Probing fractional quantum Hall effect by photoluminescence
Aamir A. Makki, Mytraya Gattu, J. K. Jain
TL;DR
This work develops a composite-fermion (CF) theory of photoluminescence (PL) in fractional quantum Hall systems, showing that while the emitted photon energy $E_g$ is not diagnostic in the SU(2) symmetric limit, the finite-temperature PL intensity carries rich information about CF excitations. By combining CF theory with CFD and exact diagonalization in spherical geometry, the authors map low-energy spectra and identify bright and dark states across Jain fillings, predicting PL intensity peaks near $ν = n/(2n±1)$ and extracting CF exciton/trion binding energies from activated temperature dependence. They find that at $\bar{ν}=1/3$ the ground state is bright, whereas at $\bar{ν}=2/5$ and $3/7$ it is dark due to a roton minimum, with finite gaps $Δ$ that govern the PL response; modest SU(2) symmetry breaking and finite well width can modify but generally preserve the qualitative PL signatures. The results connect to PL and reflectance experiments in GaAs wells and to fractional quantum anomalous Hall states in twisted TMD bilayers, suggesting PL as a practical probe to identify incompressible CF states and to measure CF bound-state energies in real materials.
Abstract
The recent discovery of fractional quantum anomalous Hall (FQAH) states - fractional quantum Hall (FQH) states realized without an external magnetic field - in twisted transition-metal dichalcogenide (TMD) bilayers represents a significant development in condensed matter physics. Notably, these states were first observed via photoluminescence (PL) spectroscopy.
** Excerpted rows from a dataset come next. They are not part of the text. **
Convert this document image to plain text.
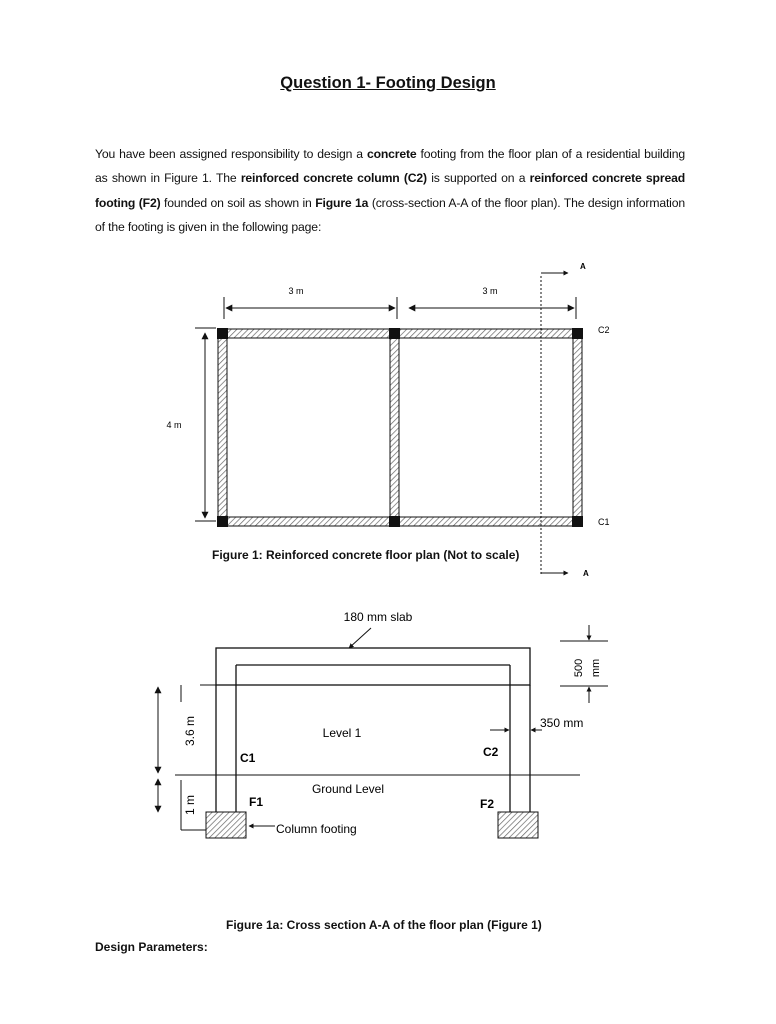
Question 1- Footing Design
You have been assigned responsibility to design a concrete footing from the floor plan of a residential building as shown in Figure 1. The reinforced concrete column (C2) is supported on a reinforced concrete spread footing (F2) founded on soil as shown in Figure 1a (cross-section A-A of the floor plan). The design information of the footing is given in the following page:
3 m	3 m
4 m
C2
C1
A
A
180 mm slab
500 mm
350 mm
Level 1
Ground Level
C1	C2
F1	F2
Column footing
3.6 m
1 m
Figure 1: Reinforced concrete floor plan (Not to scale)
Figure 1a: Cross section A-A of the floor plan (Figure 1)
Design Parameters:
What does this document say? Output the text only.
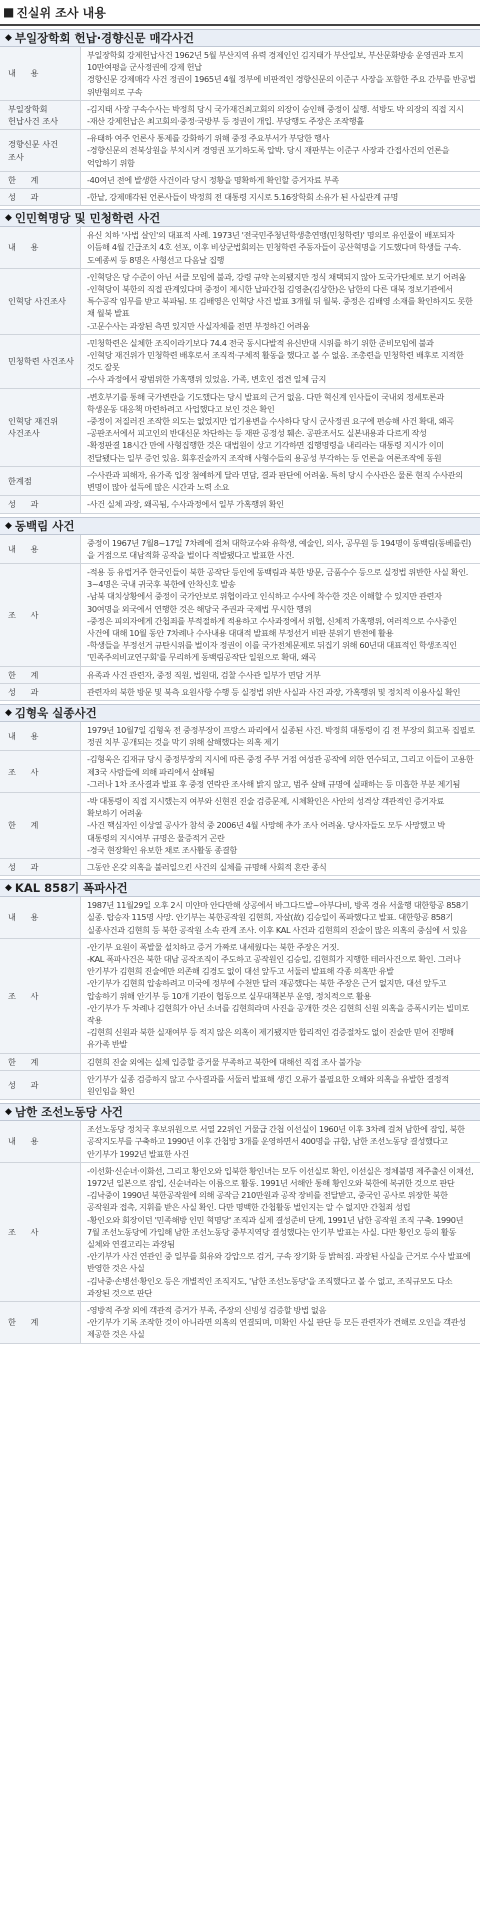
■ 진실위 조사 내용
◆ 부일장학회 헌납·경향신문 매각사건
내 용	부일장학회 강제헌납사건 1962년 5월 부산지역 유력 경제인인 김지태가 부산일보, 부산문화방송 운영권과 토지 10만여평을 군사정권에 강제 헌납
경향신문 강제매각 사건 정권이 1965년 4월 정부에 비판적인 경향신문의 이준구 사장을 포함한 주요 간부를 반공법 위반혐의로 구속

부일장학회 헌납사건 조사	-김지태 사장 구속수사는 박정희 당시 국가재건최고회의 의장이 승인해 중정이 실행. 석방도 박 의장의 직접 지시
-재산 강제헌납은 최고회의·중정·국방부 등 정권이 개입. 부당행도 주장은 조작행휼

경향신문 사건 조사	-유태하 여주 언론사 통제를 강화하기 위해 중정 주요부서가 부당한 행사
-경향신문의 전북상원을 부치시켜 경영권 포기하도록 압박. 당시 재판부는 이준구 사장과 간접사건의 언론을 억압하기 위함

한 계	-40여년 전에 발생한 사건이라 당시 정황을 명확하게 확인할 증거자료 부족

성 과	-한낱, 강제매각된 언론사들이 박정희 전 대통령 지시로 5.16장학회 소유가 된 사실관계 규명
◆ 인민혁명당 및 민청학련 사건
내 용	유신 치하 '사법 살인'의 대표적 사례. 1973년 '전국민주청년학생총연맹(민청학련)' 명의로 유인물이 배포되자 이듬해 4월 긴급조치 4호 선포, 이후 비상군법회의는 민청학련 주동자들이 공산혁명을 기도했다며 학생들 구속. 도예종씨 등 8명은 사형선고 다음날 집행

인혁당 사건조사	-인혁당은 당 수준이 아닌 서클 모임에 불과, 강령 규약 논의됐지만 정식 채택되지 않아 도국가단체로 보기 어려움
-인혁당이 북한의 직접 관계있다며 중정이 제시한 납파간첩 김영춘(김상한)은 남한의 다른 대북 정보기관에서 특수공작 임무를 받고 북파됨. 또 김배영은 인혁당 사건 발표 3개월 뒤 월북. 중정은 김배영 소재를 확인하지도 못한 채 월북 발표
-고문수사는 과장된 측면 있지만 사실자체를 전면 부정하긴 어려움

민청학련 사건조사	-민청학련은 실체한 조직이라기보다 74.4 전국 동시다발적 유신반대 시위를 하기 위한 준비모임에 불과
-인혁당 재건위가 민청학련 배후로서 조직적·구체적 활동을 했다고 볼 수 없음. 조총련을 민청학련 배후로 지적한 것도 잘못
-수사 과정에서 광범위한 가혹행위 있었음. 가족, 변호인 접견 일체 금지

인혁당 재건위 사건조사	-변호부기를 통해 국가변란을 기도했다는 당시 발표의 근거 없음. 다만 혁신계 인사들이 국내외 정세토론과 학생운동 대응책 마련하려고 사업했다고 보인 것은 확인
-중정이 저질러진 조작한 의도는 없었지만 업기용변을 수사하다 당시 군사정권 요구에 편승해 사건 확대, 왜곡
-공판조서에서 피고인의 반대신문 차단하는 등 재판 공정성 훼손. 공판조서도 실본내용과 다르게 작성
-확정판결 18시간 만에 사형집행한 것은 대법원이 상고 기각하면 집행명령을 내리라는 대통령 지시가 이미 전달됐다는 일부 증언 있음. 회후진술까지 조작해 사형수들의 용공성 부각하는 등 언론을 여론조작에 동원

한계점	-수사관과 피해자, 유가족 입장 첨예하게 달라 면담, 결과 판단에 어려움. 특히 당시 수사관은 물론 현직 수사관의 변명이 많아 설득에 많은 시간과 노력 소요

성 과	-사건 실체 과장, 왜곡됨, 수사과정에서 일부 가혹행위 확인
◆ 동백림 사건
내 용	중정이 1967년 7월8~17일 7차례에 걸쳐 대학교수와 유학생, 예술인, 의사, 공무원 등 194명이 동백림(동베를린)을 거점으로 대남적화 공작을 벌이다 적발됐다고 발표한 사건.

조 사	-적용 등 유럽거주 한국인들이 북한 공작단 등인에 동백림과 북한 방문, 금품수수 등으로 실정법 위반한 사실 확인. 3~4명은 국내 귀국후 북한에 안착신호 발송
-남북 대치상황에서 중정이 국가안보로 위협이라고 인식하고 수사에 착수한 것은 이해할 수 있지만 관련자 30여명을 외국에서 연행한 것은 해당국 주권과 국제법 무시한 행위
-중정은 피의자에게 간첩죄를 부적절하게 적용하고 수사과정에서 위협, 신체적 가혹행위, 여러적으로 수사중인 사건에 대해 10월 동안 7차례나 수사내용 대대적 발표해 부정선거 비판 분위기 반전에 활용
-학생들을 부정선거 규탄시위를 벌이자 정권이 이를 국가전체문제로 뒤집기 위해 60년대 대표적인 학생조직인 '민족주의비교연구회'를 무리하게 동백림공작단 일원으로 확대, 왜곡

한 계	유족과 사건 관련자, 중정 직원, 법원대, 검찰 수사관 일부가 면담 거부

성 과	관련자의 북한 방문 및 북측 요원사항 수행 등 실정법 위반 사실과 사건 과장, 가혹행위 및 정치적 이용사실 확인
◆ 김형욱 실종사건
내 용	1979년 10월7일 김형욱 전 중정부장이 프랑스 파리에서 실종된 사건. 박정희 대통령이 김 전 부장의 회고록 집필로 정권 치부 공개되는 것을 막기 위해 살해했다는 의혹 제기

조 사	-김형욱은 김재규 당시 중정부장의 지시에 따른 중정 주부 거점 여성관 공작에 의한 연수되고, 그리고 이들이 고용한 제3국 사람들에 의해 파리에서 살해됨
-그러나 1차 조사결과 발표 후 중정 연락관 조사해 밝지 않고, 범주 살해 규명에 실패하는 등 미흡한 부분 제기됨

한 계	-박 대통령이 직접 지시했는지 여부와 신현진 진술 검증문제, 시체확인은 사안의 성격상 객관적인 증거자료 확보하기 어려움
-사건 핵심자인 이상열 공사가 참석 중 2006년 4월 사망해 추가 조사 어려움. 당사자들도 모두 사망했고 박 대통령의 지시여부 규명은 물증적거 곤란
-경국 현장확인 유보한 채로 조사활동 종결함

성 과	그동안 온갖 의혹을 불러일으킨 사건의 실체를 규명해 사회적 혼란 종식
◆ KAL 858기 폭파사건
내 용	1987년 11월29일 오후 2시 미얀마 안다만해 상공에서 바그다드발~아부다비, 방콕 경유 서울행 대한항공 858기 실종. 탑승자 115명 사망. 안기부는 북한공작원 김현희, 자살(故) 김승일이 폭파했다고 발표. 대한항공 858기 실종사건과 김현희 등 북한 공작원 소속 관계 조사. 이후 KAL 사건과 김현희의 진술이 많은 의혹의 중심에 서 있음

조 사	-안기부 요원이 폭발물 설치하고 증거 가짜로 내세웠다는 북한 주장은 거짓.
-KAL 폭파사건은 북한 대남 공작조직이 주도하고 공작원인 김승일, 김현희가 지행한 테러사건으로 확인. 그러나 안기부가 김현희 진술에만 의존해 김경도 없이 대선 앞두고 서둘러 발표해 각종 의혹만 유발
-안기부가 김현희 압송하려고 미국에 정부에 수천만 달러 재공했다는 북한 주장은 근거 없지만, 대선 앞두고 압송하기 위해 안기부 등 10개 기관이 협동으로 실무대책본부 운영, 정치적으로 활용
-안기부가 두 차례나 김현희가 아닌 소녀를 김현희라며 사진을 공개한 것은 김현희 신원 의혹을 증폭시키는 빌미로 작용
-김현희 신원과 북한 실재여부 등 적지 않은 의혹이 제기됐지만 합리적인 검증절차도 없이 진술만 믿어 진행해 유가족 반발

한 계	김현희 진술 외에는 실체 입증할 증거물 부족하고 북한에 대해선 직접 조사 불가능

성 과	안기부가 실종 검증하지 않고 수사결과를 서둘러 발표해 생긴 오류가 불필요한 오해와 의혹을 유발한 결정적 원인임을 확인
◆ 남한 조선노동당 사건
내 용	조선노동당 정치국 후보위원으로 서열 22위인 거물급 간첩 이선실이 1960년 이후 3차례 걸쳐 남한에 잠입, 북한 공작지도부를 구축하고 1990년 이후 간첩망 3개를 운영하면서 400명을 규합, 남한 조선노동당 결성했다고 안기부가 1992년 발표한 사건

조 사	-이선화·신순녀·이화선, 그리고 황인오와 입북한 황인녀는 모두 이선실로 확인, 이선실은 정체불명 제주출신 이채선, 1972년 일본으로 잠입, 신순녀라는 이름으로 활동. 1991년 서해안 통해 황인오와 북한에 복귀한 것으로 판단
-김낙중이 1990년 북한공작원에 의해 공작금 210만원과 공작 장비를 전달받고, 중국인 공사로 위장한 북한 공작원과 접촉, 지휘를 받은 사실 확인. 다만 명백한 간첩활동 벌인지는 알 수 없지만 간첩죄 성립
-황인오와 회장이던 '민족해방 인민 혁명당' 조직과 실제 결성준비 단계, 1991년 남한 공작원 조직 구축. 1990년 7월 조선노동당에 가입해 남한 조선노동당 중부지역당 결성했다는 안기부 발표는 사실. 다만 황인오 등의 활동 실체와 연결고리는 과장됨
-안기부가 사건 연관인 중 일부를 회유와 강압으로 검거, 구속 장기화 등 밝혀짐. 과장된 사실을 근거로 수사 발표에 반영한 것은 사실
-김낙중·손병선·황인오 등은 개별적인 조직지도, '남한 조선노동당'을 조직했다고 볼 수 없고, 조직규모도 다소 과장된 것으로 판단

한 계	-영방적 주장 외에 객관적 증거가 부족, 주장의 신빙성 검증할 방법 없음
-안기부가 기록 조작한 것이 아니라면 의혹의 연결되며, 미확인 사실 판단 등 모든 관련자가 견해로 오인을 객관성 제공한 것은 사실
Surprisingly, a general theoretical understanding of PL is not available even for the standard FQH states. For an ideal two-dimensional system, the energy of the emitted photon is predicted to be independent of the correlations, but we show that the PL intensity contains valuable information. Specifically, we predict that at finite temperatures, the PL intensity peaks at the Jain fillings ν= n/(2n \pm 1), and away from these fillings, the binding energies of the composite-fermion excitons and trions can be deduced from the temperature dependence of the intensity. We discuss implications for PL experiments in semiconductor quantum wells and twisted TMD bilayers.